Last summer Laci Chisholm did a demonstration at the Sterling Place Block Party. Amber saw what Laci did and was impressed. However, it took a while for her to do something about it, but eventually she went into Fit4Dance and asked if there was any need for another instructor. Her timing was perfect. Laci had an instructor for her children's program, but she was in the process of moving into other things. She wanted to become a doula and was preoccupied by that. Laci had Amber do a demonstration, liked what she saw, and hired her. Amber now teaches four classes – ballet for small children, creative movement, ballet for 7-12 year olds and modern dance for 7-12 year olds.
Amber's theory for teaching children is that the most important thing is to have fun, but she does give gentle reminders. For example, in the small children's ballet class there is a girl obsessed with tying her slippers. She spends a lot of time doing this and takes breaks to redo her work. Amber reminds her to rejoin the class, but she will never criticize her or raise her voice. In that class the students pretty much know what they are doing, but sometimes the younger ones get lost. Amber now has an assistant to give individual help; she could easily use another. Her idea is to build skills and then combine them. She often starts by having the students march around the room; then she will have them skip. The next step is to put a skip into the march. She teaches the French names for certain movements such as “Plie,” “Releve,” and “Chasse,” and shows the students how they are done. She tries to get them to stand in straight lines facing each other, essential for dancing, but not always possible for the youngest ones. For Amber the harsh discipline of ballet is not appropriate for young children. What they love about ballet is the costume and the beauty, Amber wants them to like what they see in the mirror they face in the class. That depends on looking pretty more than being able to execute difficult steps. Getting basic mastery of the body is hard enough for a child. One never wants the child to feel she has failed or doesn't measure up. Amber wants the nourish the child's love for dance.
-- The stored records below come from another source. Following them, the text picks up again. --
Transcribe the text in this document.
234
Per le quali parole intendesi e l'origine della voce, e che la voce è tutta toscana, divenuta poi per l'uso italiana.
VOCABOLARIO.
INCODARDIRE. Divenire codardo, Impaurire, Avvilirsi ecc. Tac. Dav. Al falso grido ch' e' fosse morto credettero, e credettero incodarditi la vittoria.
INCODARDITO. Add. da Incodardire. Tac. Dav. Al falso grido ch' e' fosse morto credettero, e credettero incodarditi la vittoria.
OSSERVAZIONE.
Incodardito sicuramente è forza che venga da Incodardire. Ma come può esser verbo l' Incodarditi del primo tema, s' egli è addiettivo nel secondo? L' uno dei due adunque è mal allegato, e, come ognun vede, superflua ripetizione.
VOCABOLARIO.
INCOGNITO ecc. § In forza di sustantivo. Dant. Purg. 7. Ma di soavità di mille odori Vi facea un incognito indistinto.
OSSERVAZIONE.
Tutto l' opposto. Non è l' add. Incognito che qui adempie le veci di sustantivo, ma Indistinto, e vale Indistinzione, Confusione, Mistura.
If the child wants to be really good or even a professional, that comes later when love can be translated into grueling work in pursuit of a distant goal.
Amber's own child is in the 7-12 ballet group, and she sees the first stirring of the desire for perfection. Her younger son has no such conflicts, and whatever he becomes, for now he is just enjoying himself. The last thing to say is that Amber's approach works. Malia knows she can't do certain thing, but she does not feel bad about that at all. She says she needs help. She loves the program and often starts to dance without inhibition to illustrate what she is saying. Teacher and student make a very solid fit.